Marie Wilkinson started through the house after her son, expecting to see her husband. But Dougie called out again: "Mommy, it's Joe Palczynski."

"I saw him standing there, guns in his hand -- our guns -- pointing at me," she recalled. "I said, `Oh, my god, oh my god. Don't kill me or my son.' " Shaking, she grabbed Dougie and pleaded with Palczynski again not to kill them.

"Calm down, Marie," said the stranger dressed in fatigues and muddy boots. He had rummaged through the house, studying their photos and learning their names.

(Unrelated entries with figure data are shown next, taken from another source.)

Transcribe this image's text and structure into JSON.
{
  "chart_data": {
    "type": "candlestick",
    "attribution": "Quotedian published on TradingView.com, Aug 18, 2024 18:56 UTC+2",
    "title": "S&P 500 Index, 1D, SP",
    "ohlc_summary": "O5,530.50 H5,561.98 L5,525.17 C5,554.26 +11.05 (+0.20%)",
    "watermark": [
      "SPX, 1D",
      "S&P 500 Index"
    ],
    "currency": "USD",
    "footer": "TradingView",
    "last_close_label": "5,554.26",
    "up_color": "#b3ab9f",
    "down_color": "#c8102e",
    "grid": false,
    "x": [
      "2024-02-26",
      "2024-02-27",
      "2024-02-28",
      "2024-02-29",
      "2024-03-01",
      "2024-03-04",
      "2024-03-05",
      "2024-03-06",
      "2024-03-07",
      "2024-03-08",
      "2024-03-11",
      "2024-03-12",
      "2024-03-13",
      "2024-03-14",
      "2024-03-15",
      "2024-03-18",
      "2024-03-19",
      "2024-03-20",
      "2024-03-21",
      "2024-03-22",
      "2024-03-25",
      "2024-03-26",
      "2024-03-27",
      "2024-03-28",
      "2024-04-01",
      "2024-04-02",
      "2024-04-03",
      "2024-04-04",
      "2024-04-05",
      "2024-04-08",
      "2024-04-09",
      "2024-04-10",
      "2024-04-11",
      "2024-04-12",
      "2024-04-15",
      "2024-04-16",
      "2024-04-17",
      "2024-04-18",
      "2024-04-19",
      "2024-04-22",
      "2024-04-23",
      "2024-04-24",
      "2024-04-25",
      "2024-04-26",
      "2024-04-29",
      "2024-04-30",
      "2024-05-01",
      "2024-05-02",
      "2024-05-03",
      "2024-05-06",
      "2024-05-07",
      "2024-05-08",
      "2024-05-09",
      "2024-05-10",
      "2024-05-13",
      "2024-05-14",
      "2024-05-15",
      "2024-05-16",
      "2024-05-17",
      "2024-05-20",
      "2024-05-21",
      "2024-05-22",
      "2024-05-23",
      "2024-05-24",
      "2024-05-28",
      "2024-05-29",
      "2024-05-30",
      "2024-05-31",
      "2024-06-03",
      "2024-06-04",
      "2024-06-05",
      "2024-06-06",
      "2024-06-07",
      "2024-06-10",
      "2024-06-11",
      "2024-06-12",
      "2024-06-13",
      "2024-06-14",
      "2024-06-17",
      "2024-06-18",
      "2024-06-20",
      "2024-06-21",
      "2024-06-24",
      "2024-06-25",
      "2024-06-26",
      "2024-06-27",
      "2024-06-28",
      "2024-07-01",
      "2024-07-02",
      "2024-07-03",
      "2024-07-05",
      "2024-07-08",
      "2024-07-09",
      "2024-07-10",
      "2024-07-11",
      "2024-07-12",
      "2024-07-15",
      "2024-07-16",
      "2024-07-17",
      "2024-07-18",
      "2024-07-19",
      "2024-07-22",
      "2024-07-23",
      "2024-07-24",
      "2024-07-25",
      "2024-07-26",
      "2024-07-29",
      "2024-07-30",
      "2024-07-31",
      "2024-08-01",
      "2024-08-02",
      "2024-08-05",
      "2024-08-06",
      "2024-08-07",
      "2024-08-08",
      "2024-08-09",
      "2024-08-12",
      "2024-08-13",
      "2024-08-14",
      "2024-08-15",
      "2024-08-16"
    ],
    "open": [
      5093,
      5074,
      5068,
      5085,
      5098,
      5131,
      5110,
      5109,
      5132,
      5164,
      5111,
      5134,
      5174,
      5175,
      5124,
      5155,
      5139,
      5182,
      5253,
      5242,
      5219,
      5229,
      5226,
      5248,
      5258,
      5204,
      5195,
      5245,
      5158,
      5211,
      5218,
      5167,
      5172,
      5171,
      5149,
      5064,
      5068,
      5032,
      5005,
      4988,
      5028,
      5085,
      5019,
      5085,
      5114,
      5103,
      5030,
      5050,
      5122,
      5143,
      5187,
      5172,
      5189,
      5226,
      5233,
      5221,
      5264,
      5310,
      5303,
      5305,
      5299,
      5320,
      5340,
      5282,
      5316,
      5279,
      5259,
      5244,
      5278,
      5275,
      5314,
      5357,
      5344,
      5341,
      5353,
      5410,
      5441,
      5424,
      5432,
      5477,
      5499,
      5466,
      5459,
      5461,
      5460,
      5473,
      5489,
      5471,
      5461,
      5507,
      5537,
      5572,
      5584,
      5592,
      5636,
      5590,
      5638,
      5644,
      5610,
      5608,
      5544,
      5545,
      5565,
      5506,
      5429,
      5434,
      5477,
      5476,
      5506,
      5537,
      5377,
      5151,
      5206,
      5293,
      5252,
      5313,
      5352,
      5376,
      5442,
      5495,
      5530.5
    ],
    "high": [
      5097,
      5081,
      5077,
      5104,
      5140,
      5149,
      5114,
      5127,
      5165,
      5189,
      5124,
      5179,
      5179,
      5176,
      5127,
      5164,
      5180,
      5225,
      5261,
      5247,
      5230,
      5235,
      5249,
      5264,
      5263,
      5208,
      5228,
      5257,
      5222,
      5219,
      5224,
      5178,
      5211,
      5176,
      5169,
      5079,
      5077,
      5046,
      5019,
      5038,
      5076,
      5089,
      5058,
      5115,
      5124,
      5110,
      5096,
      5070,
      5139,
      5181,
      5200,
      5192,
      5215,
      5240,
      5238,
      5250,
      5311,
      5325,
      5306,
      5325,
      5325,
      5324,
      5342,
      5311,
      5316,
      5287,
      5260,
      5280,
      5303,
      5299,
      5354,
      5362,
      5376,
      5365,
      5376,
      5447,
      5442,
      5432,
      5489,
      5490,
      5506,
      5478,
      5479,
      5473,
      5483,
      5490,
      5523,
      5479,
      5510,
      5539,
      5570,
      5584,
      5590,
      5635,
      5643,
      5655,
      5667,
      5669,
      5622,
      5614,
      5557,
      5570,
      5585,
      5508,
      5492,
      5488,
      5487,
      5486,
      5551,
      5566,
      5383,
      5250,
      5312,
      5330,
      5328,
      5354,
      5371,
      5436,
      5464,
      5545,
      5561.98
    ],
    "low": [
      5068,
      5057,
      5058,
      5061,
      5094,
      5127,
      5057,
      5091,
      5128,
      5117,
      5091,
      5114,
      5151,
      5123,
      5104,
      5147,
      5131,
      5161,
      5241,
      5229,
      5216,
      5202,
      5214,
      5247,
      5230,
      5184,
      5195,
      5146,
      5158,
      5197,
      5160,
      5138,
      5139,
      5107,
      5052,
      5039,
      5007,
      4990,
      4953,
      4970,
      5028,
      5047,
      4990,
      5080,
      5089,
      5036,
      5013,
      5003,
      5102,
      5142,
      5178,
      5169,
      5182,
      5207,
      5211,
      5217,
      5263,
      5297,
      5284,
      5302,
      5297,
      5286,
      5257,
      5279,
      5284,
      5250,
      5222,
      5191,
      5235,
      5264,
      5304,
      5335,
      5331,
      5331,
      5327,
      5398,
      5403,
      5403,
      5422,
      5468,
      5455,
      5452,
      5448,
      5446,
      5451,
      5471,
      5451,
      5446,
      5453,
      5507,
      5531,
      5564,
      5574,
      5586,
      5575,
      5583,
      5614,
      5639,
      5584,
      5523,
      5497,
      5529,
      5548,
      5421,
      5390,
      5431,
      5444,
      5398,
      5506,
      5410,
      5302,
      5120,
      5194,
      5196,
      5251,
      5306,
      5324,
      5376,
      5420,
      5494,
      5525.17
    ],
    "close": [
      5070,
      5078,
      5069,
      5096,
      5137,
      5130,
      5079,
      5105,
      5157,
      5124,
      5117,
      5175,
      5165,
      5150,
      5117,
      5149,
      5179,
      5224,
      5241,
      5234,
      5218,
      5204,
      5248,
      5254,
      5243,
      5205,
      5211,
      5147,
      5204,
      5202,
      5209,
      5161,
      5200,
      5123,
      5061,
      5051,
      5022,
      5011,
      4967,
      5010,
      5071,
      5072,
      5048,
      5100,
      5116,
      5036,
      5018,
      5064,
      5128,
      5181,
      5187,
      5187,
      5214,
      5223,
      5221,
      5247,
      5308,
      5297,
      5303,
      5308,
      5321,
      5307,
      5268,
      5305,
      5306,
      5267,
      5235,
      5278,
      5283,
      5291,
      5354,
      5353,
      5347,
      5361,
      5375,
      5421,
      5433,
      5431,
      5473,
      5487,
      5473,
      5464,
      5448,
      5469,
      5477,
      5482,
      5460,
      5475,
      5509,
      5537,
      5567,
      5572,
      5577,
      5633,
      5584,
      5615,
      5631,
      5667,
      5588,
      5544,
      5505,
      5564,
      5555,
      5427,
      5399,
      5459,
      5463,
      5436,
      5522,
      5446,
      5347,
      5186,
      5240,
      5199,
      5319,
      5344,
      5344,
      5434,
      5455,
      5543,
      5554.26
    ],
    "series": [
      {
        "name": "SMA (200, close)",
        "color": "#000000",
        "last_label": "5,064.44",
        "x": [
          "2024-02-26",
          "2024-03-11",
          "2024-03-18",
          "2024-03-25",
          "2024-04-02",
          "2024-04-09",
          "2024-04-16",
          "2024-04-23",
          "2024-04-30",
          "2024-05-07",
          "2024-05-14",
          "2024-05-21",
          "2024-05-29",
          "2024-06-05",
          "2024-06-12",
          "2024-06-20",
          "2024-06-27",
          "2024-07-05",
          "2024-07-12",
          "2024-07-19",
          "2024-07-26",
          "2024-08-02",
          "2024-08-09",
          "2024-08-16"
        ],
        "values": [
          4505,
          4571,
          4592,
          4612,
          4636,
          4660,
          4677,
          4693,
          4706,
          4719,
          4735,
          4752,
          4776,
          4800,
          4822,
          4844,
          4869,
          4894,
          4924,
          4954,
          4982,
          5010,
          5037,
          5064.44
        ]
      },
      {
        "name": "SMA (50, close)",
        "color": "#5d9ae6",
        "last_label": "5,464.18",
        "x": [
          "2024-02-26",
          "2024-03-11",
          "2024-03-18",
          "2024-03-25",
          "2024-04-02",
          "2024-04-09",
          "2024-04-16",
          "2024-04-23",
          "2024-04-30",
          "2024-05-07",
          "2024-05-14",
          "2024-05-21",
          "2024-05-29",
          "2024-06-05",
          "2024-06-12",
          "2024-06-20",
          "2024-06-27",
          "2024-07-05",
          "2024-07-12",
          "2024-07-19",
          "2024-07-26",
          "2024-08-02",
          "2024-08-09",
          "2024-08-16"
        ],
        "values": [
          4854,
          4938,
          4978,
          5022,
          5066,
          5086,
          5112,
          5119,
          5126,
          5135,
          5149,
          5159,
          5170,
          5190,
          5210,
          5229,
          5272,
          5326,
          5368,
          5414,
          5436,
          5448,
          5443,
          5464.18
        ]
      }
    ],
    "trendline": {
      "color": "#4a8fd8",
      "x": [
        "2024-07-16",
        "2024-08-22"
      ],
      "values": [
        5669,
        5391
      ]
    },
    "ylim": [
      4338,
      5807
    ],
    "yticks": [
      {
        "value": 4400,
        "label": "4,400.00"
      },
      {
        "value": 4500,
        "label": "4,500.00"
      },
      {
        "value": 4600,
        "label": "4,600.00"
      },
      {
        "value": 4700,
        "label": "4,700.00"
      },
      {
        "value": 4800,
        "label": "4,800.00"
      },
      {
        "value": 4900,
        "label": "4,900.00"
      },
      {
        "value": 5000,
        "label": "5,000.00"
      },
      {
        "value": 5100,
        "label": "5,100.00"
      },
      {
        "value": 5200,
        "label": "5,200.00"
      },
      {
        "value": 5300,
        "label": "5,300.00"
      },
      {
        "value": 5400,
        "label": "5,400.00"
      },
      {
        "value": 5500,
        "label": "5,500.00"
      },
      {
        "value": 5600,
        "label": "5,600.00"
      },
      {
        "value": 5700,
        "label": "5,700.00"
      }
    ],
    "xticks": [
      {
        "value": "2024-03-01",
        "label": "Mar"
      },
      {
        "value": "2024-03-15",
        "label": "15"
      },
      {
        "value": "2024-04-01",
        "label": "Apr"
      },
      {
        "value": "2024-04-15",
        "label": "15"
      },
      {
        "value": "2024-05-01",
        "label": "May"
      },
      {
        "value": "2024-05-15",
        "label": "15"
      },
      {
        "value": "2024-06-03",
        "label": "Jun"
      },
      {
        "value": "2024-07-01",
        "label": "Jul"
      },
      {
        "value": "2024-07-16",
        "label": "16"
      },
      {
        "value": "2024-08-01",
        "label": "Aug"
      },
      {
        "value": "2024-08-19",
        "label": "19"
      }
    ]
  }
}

"Where's my husband?" she demanded.

"He's in the bedroom; go in there."

Douglas Wilkinson was on the floor, hogtied to the frame of their bed with cable TV wires. He was flushed and sweating. His eyes told his wife of 12 years what words could not: I'm so sorry I can't help you."

He had come home just a half-hour earlier to check on her. He opened the front door, petted the dog, put his mail on the table and turned around to hear Palczynski tell him, "If you move, you're dead. You know who I am, you know I'll do it." A gun on his back, Doug Wilkinson crawled into his bedroom, pleading: "My wife and baby are coming home, let them go."

Now, at gunpoint, Marie got on the bed and lay there, trembling, while Palczynski tied up her legs. To calm herself, she prayed, asking God to put a shield around her family. The little boy lay on the floor behind his father, who rubbed his forehead as he always did at bedtime.

"What can I do to make your son comfortable?" Palczynski asked. He got some pillows, put the boy on the bed next to his mother. The child fell asleep within 10 minutes.

Leaning against the closet door five feet from Doug Wilkinson, Palczynski loaded his gun. The floor was littered with ammunition; he had broken open a gun case in the bedroom closet. In his belt was a .22; two rifles and .357 Magnum lay beside him on the floor.

He had a plan, he told them, and they couldn't mess it up. He would leave once it got dark.

He'd been on the run 10 days now. He'd killed four people in his quest to take his girlfriend, Tracy Whitehead, hostage.